The University of Sheffield's Advanced Manufacturing Research Centre (AMRC) is a network of world-leading research and innovation centres working with advanced manufacturing companies around the globe to transform industrial and economic performance.
To support this objective, AMRC's machining group analyses a huge amount of data generated by the manufacturing process. But with some queries taking up to 12 minutes to run on the local database, it needed a better way to securely capture and process data.
Amido provided strategic guidance and engineering capabilities to help AMRC's Machining Group understand and deploy cloud-native technologies that would accelerate its innovation drive.

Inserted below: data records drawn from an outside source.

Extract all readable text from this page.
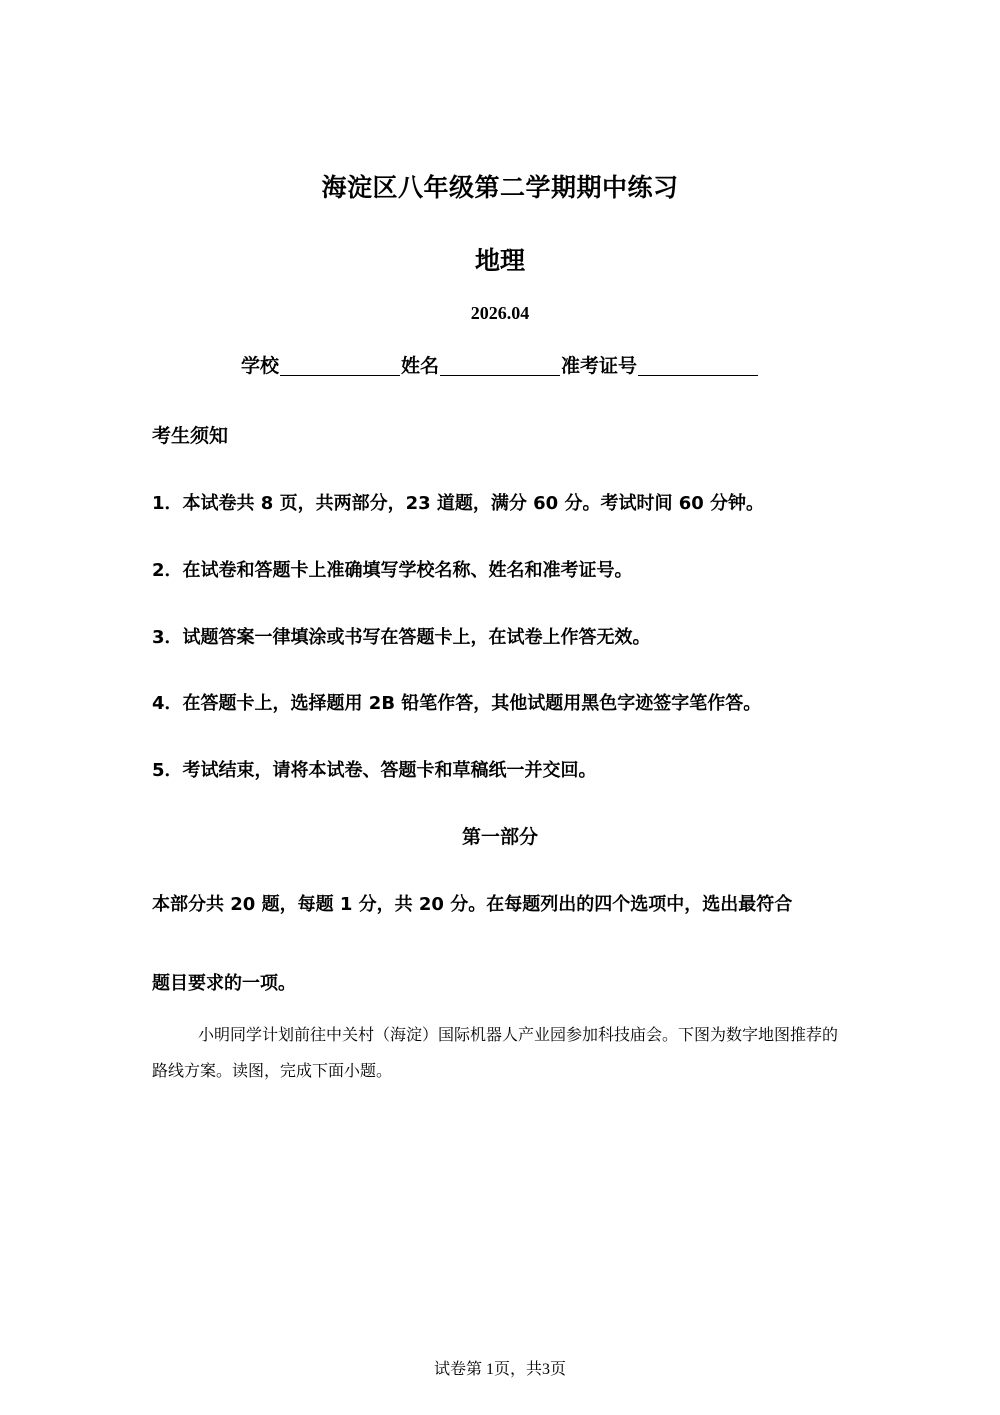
海淀区八年级第二学期期中练习
地理
2026.04
学校	姓名	准考证号
考生须知
1．本试卷共 8 页，共两部分，23 道题，满分 60 分。考试时间 60 分钟。
2．在试卷和答题卡上准确填写学校名称、姓名和准考证号。
3．试题答案一律填涂或书写在答题卡上，在试卷上作答无效。
4．在答题卡上，选择题用 2B 铅笔作答，其他试题用黑色字迹签字笔作答。
5．考试结束，请将本试卷、答题卡和草稿纸一并交回。
第一部分
本部分共 20 题，每题 1 分，共 20 分。在每题列出的四个选项中，选出最符合
题目要求的一项。
小明同学计划前往中关村（海淀）国际机器人产业园参加科技庙会。下图为数字地图推荐的路线方案。读图，完成下面小题。
试卷第 1页，共3页
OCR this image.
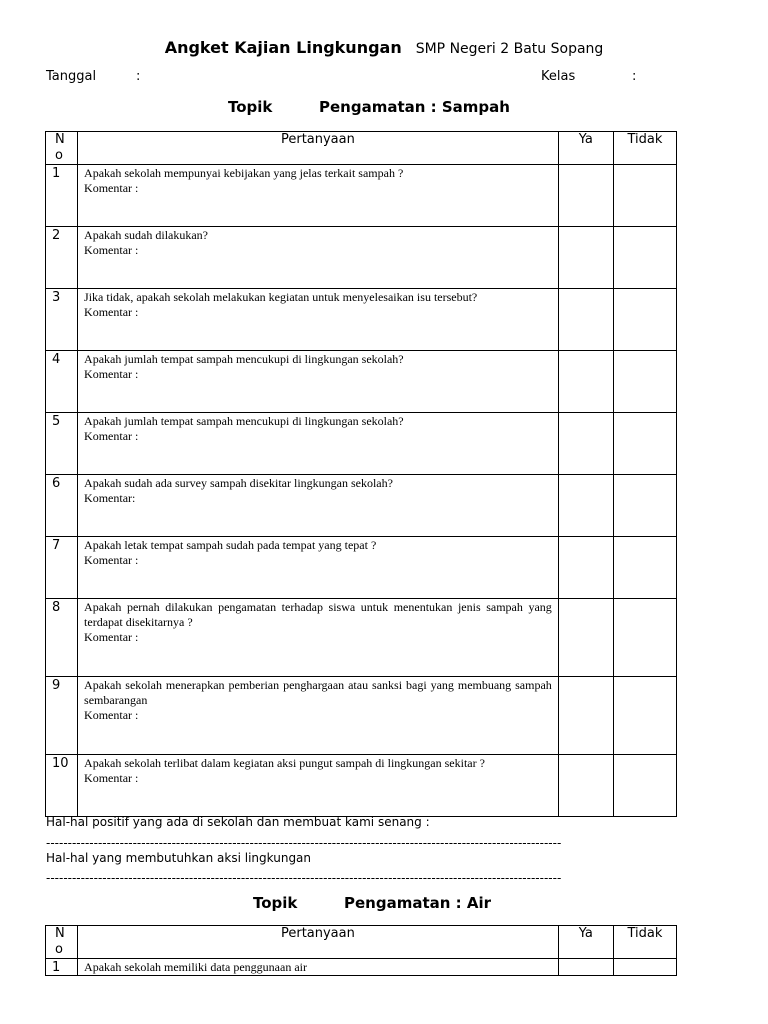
Angket Kajian Lingkungan SMP Negeri 2 Batu Sopang
Tanggal	:	Kelas	:
Topik	Pengamatan : Sampah
N
o	Pertanyaan	Ya	Tidak
1	Apakah sekolah mempunyai kebijakan yang jelas terkait sampah ?
Komentar :		

2	Apakah sudah dilakukan?
Komentar :		

3	Jika tidak, apakah sekolah melakukan kegiatan untuk menyelesaikan isu tersebut?
Komentar :		

4	Apakah jumlah tempat sampah mencukupi di lingkungan sekolah?
Komentar :		

5	Apakah jumlah tempat sampah mencukupi di lingkungan sekolah?
Komentar :		

6	Apakah sudah ada survey sampah disekitar lingkungan sekolah?
Komentar:		

7	Apakah letak tempat sampah sudah pada tempat yang tepat ?
Komentar :		

8	Apakah pernah dilakukan pengamatan terhadap siswa untuk menentukan jenis sampah yang terdapat disekitarnya ?
Komentar :		

9	Apakah sekolah menerapkan pemberian penghargaan atau sanksi bagi yang membuang sampah sembarangan
Komentar :		

10	Apakah sekolah terlibat dalam kegiatan aksi pungut sampah di lingkungan sekitar ?
Komentar :		

Hal-hal positif yang ada di sekolah dan membuat kami senang :
-----------------------------------------------------------------------------------------------------------------------
Hal-hal yang membutuhkan aksi lingkungan
-----------------------------------------------------------------------------------------------------------------------
Topik	Pengamatan : Air
N
o	Pertanyaan	Ya	Tidak
1	Apakah sekolah memiliki data penggunaan air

Amido's discovery phase saw us spend time on site to learn about the Machining Group's objectives, processes, challenges and future requirements. We discovered that monitoring was restricted to a LAN-attached PC and an on-premise data warehouse that couldn’t scale with the data acquisition.
As a result, we recommended securely transferring data to the Microsoft Azure Data Lake cloud service.
Moving the data from the manufacturing process into the cloud means it can be stored securely and then structured for analysis. The data can’t be intercepted in transit and it is immediately encrypted by Microsoft Azure.
Amido’s cloud-based solution was shown to be a wholesale replacement of the AMRC Machining Group’s previous telemetry data processing technology, providing the capability to capture, analyse and report on big data insights from across the entire factory floor for the first time.
Data was structured for analysis and machine learning using Azure’s IoT Hub, Stream Analytics, Databricks (Spark), Data Lake Storage and PowerBI.
The secure, scalable, cost-effective solution delivered stronger manufacturing process performance and machine tool diagnostics could predict maintenance of a machine tool or even prevent the failure of a part.
The solution allows the AMRC Machining Group to scale up and down in minutes, meeting demand while remaining cost-effective.
Machine learning can identify anomalies hidden in huge amounts of data that were previously overlooked, predicting machine tool maintenance requirements.
Microsoft Azure ensured data was secure both in transit and while being stored.